Rushdie knows this, and allows that the story confounds the narrator’s apparent confidence in British cultural supremacy; but his perception of Kipling’s thought so clouds his judgement that he finds himself arguing that it does so without Kipling realising the fact.
This is unfortunate, not least because Rushdie is imperiously dismissive of another critic who suggested that Kipling erred in placing Khem Singh’s escape at the end of the story. “It seems to be not at all unusual for a climax to be placed near a story’s end,” he thunders, “and far from being a minor incident, Khem Singh’s escape seems central to the story’s significance.” Yet over the following three sentences Rushdie himself contrives to claim that Kipling failed to understand the meaning of the very last sentence of his story. It is not particularly persuasive.
What hope has Kipling of receiving a just assessment of his work when his own long shadow can so deceive the critics? It is probably fortunate that so many of us encounter Kipling first in childhood – most likely through The Jungle Book or The Just-So Stories – otherwise one wonders if he would be read at all.
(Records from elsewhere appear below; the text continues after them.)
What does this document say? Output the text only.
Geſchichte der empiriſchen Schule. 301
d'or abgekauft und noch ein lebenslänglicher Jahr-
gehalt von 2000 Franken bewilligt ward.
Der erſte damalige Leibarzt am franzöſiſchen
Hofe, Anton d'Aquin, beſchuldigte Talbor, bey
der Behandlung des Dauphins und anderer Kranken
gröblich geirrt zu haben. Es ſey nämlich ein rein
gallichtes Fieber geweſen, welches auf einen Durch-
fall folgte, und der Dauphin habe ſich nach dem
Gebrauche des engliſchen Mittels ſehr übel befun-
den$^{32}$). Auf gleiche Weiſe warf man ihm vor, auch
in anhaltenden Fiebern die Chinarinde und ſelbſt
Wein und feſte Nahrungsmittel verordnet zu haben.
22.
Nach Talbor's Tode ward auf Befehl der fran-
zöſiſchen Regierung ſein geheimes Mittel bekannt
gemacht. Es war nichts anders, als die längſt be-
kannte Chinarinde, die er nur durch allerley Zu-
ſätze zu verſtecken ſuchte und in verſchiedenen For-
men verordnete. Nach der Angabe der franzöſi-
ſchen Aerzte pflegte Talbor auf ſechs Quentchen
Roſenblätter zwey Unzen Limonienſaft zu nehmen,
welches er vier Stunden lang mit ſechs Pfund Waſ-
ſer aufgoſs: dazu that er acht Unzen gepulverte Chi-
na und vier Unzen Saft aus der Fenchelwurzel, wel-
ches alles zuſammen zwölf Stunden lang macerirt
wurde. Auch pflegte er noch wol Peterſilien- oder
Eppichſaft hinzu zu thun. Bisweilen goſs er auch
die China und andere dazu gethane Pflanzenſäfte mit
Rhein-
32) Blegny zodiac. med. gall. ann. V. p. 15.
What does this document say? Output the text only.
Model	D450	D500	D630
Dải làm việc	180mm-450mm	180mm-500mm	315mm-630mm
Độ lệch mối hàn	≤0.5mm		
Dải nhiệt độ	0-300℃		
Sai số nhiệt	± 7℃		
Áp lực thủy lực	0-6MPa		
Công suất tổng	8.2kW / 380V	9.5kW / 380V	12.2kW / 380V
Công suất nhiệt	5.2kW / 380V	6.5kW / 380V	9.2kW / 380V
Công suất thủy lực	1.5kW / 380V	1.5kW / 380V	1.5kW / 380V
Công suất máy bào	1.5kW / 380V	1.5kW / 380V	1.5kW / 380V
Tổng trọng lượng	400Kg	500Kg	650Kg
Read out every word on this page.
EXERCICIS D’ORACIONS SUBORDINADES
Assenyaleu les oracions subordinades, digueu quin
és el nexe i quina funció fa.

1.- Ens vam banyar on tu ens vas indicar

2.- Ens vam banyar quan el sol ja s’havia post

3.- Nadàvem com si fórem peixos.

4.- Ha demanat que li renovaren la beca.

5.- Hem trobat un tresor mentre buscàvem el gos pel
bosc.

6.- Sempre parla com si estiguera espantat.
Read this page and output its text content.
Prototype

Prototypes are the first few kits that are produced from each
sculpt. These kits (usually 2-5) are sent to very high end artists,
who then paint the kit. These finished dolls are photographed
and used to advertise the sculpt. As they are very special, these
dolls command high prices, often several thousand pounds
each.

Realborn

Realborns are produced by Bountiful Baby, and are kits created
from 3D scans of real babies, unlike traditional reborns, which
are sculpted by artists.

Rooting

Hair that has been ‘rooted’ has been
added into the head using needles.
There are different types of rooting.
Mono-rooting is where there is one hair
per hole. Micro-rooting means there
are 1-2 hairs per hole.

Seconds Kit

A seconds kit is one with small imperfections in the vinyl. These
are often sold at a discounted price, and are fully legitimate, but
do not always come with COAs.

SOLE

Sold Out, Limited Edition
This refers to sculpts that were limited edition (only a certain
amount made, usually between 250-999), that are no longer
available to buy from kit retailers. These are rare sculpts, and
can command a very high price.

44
And that would certainly be a loss.
Kipling makes us feel – and compels us to think. This is not because the views his characters express are different from ours – or not merely so – but because we feel the force of their humanity so intensely we can’t help but think. He is an authority on the diversity of peoples, and where – as in his Indian stories – cultures collide, the idea that Kipling colludes as an artist in the oppression of one is untenable.
I was going to write that I can forgive Kipling anything, but that is not quite right. We do not need to forgive artists their private – or indeed public – errors. We may judge them, of course, but that is another matter. As for the work, it speaks or does not speak for itself. And Kipling’s work hums and frets and flames with impossible life. If we can accept Christopher Marlowe’s greatness while allowing the viciousness of The Jew of Malta, then why not Kipling’s?
In the preface to Life’s Handicap, another early collection, Kipling writes of a holy man who told him tales “not one in twenty [of which] could be printed in an English book, because the English do not think as natives do. They brood over matters that a native would dismiss till a fitting occasion; and what they would not think twice about a native will brood over till a fitting occasion: then native and English stare at each other hopelessly across great gulfs of miscomprehension… All the earth is full of tales to him who listens and does not drive away the poor from his door. The poor are the best of tale-tellers; for they must lay their ear to the ground every night.”
It is a fair prospectus of Kipling’s art: comprehending the mute, forgotten peoples of the world; listening for the distant halting rhythm of another story, for the approach of the Daemon: waiting patiently, as Lalun’s vizier must wait on the city wall, and as Bagheera waits, too, dark and still and deadly amid the shadows and shapes of things that are and are not there, ready to make his kill that death might buy another life.